According to an article by Marilyn Henry in the January 24 issue of The Jerusalem Post (Internet Edition), there is a move afoot in Washington to refashion the Holocaust Memorial Museum into a generic institution more in line with a federalized model of inclusiveness.
Because the museum receives so much money in federal support, it is fair game for government intervention. For fiscal 2000, the museum’s federal appropriation came to 33.2 million—almost 60 percent of its total budget. According to the article in The Jerusalem Post, “A federally commissioned study last year determined that the museum suffers from the ‘excessive involvement’ by the [primarily Jewish] council, with its problems ‘exacerbated by the subject it treats and the political and emotional environment in which it operates.’”
At issue is the museum’s focus on the centrality of the Holocaust versus the more universalist message of genocide.
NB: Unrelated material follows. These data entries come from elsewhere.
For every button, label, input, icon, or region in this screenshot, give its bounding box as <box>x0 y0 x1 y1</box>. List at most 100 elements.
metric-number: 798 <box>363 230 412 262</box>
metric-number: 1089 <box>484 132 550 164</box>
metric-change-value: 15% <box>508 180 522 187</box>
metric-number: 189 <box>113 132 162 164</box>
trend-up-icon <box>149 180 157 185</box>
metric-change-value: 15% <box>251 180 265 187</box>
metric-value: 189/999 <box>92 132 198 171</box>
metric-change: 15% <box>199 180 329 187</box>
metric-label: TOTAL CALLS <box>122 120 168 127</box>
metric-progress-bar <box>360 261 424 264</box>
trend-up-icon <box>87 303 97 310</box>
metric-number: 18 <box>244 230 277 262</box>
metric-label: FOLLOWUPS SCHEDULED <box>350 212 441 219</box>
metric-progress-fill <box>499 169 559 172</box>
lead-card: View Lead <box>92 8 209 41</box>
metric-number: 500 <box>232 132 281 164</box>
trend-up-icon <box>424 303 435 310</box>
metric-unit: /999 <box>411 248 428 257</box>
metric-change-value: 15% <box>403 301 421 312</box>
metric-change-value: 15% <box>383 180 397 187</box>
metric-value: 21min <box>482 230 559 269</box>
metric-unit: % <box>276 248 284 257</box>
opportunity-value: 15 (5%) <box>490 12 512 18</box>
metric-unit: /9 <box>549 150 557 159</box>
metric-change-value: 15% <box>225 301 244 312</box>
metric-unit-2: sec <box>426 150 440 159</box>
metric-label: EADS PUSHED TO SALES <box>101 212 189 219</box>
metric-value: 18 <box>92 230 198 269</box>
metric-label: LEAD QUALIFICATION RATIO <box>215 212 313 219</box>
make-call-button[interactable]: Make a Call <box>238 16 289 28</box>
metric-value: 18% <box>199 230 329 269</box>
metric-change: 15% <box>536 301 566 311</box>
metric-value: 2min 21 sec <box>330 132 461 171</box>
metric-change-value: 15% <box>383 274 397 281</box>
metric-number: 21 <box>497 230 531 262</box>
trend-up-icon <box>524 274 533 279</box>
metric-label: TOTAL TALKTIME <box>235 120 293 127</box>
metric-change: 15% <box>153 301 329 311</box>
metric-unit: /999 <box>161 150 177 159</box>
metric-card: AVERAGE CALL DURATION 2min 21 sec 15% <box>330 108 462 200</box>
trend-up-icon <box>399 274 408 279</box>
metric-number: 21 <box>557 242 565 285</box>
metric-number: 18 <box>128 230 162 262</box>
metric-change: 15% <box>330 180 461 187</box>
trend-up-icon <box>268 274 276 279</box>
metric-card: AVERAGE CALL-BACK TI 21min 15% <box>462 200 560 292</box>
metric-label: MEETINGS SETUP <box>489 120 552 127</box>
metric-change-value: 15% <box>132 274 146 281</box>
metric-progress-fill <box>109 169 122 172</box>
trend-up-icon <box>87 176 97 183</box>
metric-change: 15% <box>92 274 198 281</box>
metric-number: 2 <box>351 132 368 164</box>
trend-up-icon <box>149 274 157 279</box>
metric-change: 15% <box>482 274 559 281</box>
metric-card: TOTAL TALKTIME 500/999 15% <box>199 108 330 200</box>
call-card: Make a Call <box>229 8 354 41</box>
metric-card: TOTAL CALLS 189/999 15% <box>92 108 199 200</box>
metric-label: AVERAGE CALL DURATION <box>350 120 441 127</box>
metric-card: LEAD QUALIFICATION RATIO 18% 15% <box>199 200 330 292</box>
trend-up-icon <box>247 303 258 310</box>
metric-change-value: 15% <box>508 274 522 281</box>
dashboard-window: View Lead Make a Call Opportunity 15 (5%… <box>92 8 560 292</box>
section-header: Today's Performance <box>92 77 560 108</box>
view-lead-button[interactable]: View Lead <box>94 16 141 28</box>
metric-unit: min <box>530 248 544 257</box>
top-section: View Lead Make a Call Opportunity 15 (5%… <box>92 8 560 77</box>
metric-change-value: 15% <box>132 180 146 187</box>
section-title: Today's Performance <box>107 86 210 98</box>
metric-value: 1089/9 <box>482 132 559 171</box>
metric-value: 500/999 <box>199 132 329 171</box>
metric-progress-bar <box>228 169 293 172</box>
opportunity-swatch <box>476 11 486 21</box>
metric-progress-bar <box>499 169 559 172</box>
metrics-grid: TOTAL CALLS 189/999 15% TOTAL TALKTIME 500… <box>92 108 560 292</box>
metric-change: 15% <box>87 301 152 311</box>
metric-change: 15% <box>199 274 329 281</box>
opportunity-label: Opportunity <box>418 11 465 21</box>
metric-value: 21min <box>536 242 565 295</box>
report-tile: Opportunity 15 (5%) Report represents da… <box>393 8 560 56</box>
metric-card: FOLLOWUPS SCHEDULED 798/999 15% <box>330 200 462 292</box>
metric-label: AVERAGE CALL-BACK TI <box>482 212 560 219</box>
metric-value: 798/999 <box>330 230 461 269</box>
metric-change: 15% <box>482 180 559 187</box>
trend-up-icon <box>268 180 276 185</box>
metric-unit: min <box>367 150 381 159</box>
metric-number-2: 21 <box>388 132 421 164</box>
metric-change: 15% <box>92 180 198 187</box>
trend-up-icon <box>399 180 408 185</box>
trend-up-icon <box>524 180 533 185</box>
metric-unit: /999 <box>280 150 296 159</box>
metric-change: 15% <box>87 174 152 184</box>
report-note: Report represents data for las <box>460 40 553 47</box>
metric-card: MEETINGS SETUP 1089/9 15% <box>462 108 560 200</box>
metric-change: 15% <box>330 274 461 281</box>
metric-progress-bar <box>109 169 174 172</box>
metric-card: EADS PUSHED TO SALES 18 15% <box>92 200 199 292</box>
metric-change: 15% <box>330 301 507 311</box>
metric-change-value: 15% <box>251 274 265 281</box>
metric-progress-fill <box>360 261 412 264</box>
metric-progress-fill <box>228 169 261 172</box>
The federal study goes so far as to suggest that the 55-member council is overloaded with Jewish people and suffers from “inadequate representation of non-Jews in general.”
Opponents of the universalist concept argue that changing the memorial will dilute the centrality of the Holocaust and de-Judaize the museum’s mission.
Proponents counter by saying that the most meaningful way to pay tribute to those who have perished is to use these bitter memories to make sure the world doesn’t stand by when mass murder takes place today.
While we agree with the sentiment that the world should not stand idly by while multitudes are being murdered, we do not believe that diminishing the identity of the Holocaust Memorial Museum will in any sense deter aggression by madmen. As a matter of fact, an overhaul might very well play into the hands of revisionists, who would like nothing better than to see the whole matter of the Holocaust swept into the dustbin of history.
If we need a constant reminder of the horrors of genocide, there are few better places to view it and be educated than at the United States Holocaust Memorial Museum in Washington, D.C. To alter its identity would be an insult to the six million Jewish men, women, and children who died at the hands of the Nazis, as well as to the millions of their relatives who have carried the burden of that loss for more than half a century.
In fact, the congressionally chartered museum, which opened in April 1993, has a mission statement dedicating it to the memory of the victims of the Holocaust, according to Mary Morrison, the museum’s director of communications. She said she knows of no plans to change that mission and said the museum’s board is under no obligation to implement any of the recommendations of the study. The board is appointed by the White House.
“The purpose of the museum,” she told Israel My Glory, “is to be our national institution to document, study, and to serve as this country’s memorial to the victims of the Holocaust. The notion that we would stray from that mission is inconceivable.”
However, if the recommendations of the federal study are implemented, they would violate the integrity of the trust given to young Americans and their Allied compatriots who liberated the death camps at the end of World War II and bore the horrors of what they saw there for the remainder of their lives. The fact that these people are now elderly and passing off the scene does not vindicate a move to relegate unsettling visual images of the carnage of the Holocaust to musty storerooms. On the contrary, they should be preserved with a greater zeal and commitment than ever before.
Yes, there may well be the need to memorialize those who have suffered and endured in a different furnace of affliction. An affluent, generous nation is well able to bear the responsibility of constructing as many memorials as need be raised to dignify their memory and ask us not to forget.
But this must not be done at the expense of depicting the Holocaust as just one among many tragic episodes of history. Its message is unique and must remain so.